Kostovny got vaccinated the same time Sikes did. He will get the second vaccination on February 3.

"If we want to get out of this (COVID), masks are not a big deal, in my opinion," Kostovny said. "Far as the vaccination goes, I told my firefighters, it is your personal choice. Do your research and if you don't have an issue with it get vaccinated. My personal feeling was that if I get vaccinated, that eliminates me from maybe bringing it home to my wife until she can be vaccinated." 

Kostovny has done research and was glad to get the Moderna vaccine versus the Pfizer vaccine.

"From research and reading I have done, there seems to be less side effects with the Moderna," Kostovny said. 

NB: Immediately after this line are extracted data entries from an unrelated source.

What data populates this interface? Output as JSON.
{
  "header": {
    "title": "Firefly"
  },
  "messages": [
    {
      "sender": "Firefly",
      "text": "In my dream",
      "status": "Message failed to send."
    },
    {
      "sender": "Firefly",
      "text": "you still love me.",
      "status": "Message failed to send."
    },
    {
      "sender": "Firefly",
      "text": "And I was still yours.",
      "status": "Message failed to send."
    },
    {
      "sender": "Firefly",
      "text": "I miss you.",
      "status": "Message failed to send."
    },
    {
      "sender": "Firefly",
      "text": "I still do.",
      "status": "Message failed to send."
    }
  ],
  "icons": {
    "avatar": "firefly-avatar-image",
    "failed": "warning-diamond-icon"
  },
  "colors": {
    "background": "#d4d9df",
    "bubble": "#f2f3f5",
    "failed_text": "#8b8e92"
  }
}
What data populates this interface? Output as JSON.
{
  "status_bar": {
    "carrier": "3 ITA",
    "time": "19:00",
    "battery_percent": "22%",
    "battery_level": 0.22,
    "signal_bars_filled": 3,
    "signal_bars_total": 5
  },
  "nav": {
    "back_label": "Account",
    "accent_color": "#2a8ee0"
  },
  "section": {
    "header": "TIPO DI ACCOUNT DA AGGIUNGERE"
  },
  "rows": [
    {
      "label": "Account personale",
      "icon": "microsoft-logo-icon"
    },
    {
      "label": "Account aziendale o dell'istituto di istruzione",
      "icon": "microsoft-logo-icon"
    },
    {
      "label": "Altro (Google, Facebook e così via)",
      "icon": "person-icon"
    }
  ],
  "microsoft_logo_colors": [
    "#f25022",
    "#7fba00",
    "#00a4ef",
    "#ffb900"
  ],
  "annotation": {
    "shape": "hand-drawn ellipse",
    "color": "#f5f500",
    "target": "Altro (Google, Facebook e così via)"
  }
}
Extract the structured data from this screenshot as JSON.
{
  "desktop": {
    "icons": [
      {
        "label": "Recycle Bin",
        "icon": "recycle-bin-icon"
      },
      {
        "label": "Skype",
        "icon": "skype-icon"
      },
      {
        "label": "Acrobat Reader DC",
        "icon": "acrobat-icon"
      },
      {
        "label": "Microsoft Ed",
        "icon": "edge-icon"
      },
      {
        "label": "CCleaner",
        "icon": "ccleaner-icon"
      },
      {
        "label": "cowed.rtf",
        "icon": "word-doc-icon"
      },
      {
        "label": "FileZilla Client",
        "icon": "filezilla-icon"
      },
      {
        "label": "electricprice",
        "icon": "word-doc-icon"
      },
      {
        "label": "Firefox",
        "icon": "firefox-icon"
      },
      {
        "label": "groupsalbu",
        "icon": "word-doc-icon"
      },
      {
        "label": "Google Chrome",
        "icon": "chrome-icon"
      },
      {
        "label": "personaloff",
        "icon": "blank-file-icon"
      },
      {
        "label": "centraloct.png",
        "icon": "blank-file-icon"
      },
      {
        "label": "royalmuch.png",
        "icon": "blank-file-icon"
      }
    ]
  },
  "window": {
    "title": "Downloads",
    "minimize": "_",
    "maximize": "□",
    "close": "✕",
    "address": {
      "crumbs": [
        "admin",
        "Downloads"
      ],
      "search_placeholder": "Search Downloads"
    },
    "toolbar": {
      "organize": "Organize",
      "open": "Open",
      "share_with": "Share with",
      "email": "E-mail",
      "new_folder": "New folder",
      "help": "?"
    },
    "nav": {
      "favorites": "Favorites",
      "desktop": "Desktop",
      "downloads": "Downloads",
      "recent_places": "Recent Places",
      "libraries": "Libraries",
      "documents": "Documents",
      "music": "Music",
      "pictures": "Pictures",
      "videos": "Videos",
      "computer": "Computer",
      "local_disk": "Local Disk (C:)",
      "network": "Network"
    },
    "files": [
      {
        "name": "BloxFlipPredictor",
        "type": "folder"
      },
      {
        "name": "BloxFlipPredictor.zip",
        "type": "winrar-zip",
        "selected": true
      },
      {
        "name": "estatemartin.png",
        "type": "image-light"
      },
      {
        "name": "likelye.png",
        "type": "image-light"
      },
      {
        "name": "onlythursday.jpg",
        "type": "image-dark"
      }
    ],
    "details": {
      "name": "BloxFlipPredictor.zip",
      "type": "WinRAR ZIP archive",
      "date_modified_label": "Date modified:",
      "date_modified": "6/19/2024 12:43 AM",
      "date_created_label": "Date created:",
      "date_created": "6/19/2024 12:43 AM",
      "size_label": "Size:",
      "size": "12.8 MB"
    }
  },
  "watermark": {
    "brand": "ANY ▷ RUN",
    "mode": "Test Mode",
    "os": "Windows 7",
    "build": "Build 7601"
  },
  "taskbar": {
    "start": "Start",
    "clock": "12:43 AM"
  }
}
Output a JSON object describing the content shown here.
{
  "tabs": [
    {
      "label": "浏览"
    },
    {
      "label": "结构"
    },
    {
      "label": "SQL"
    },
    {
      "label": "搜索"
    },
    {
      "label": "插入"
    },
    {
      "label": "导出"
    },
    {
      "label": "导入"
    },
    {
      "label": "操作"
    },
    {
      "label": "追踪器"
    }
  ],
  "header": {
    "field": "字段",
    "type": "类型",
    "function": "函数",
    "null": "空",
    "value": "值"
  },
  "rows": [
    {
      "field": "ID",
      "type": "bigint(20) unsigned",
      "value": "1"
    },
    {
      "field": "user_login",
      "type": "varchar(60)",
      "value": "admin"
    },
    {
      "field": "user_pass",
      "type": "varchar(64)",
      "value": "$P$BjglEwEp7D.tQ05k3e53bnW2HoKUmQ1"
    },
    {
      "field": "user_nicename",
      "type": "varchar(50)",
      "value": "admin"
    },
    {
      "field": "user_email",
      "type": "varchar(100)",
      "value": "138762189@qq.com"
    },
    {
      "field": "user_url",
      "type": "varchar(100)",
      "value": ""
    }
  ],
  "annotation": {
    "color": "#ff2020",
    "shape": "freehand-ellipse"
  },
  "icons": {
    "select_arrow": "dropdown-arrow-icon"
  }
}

Kostovny believes the masks, social distancing and cleanliness is helping against the pandemic.

"I think we have learned a lot from this virus that will help us in the future," Kostovny said. "The flu is down and that is because we are doing reasonable things like washing our hands."

Both Sikes and Kostovny look forward to when COVID loses its grip on the country but, until it does, they will follow protocols to protect themselves and the people the help.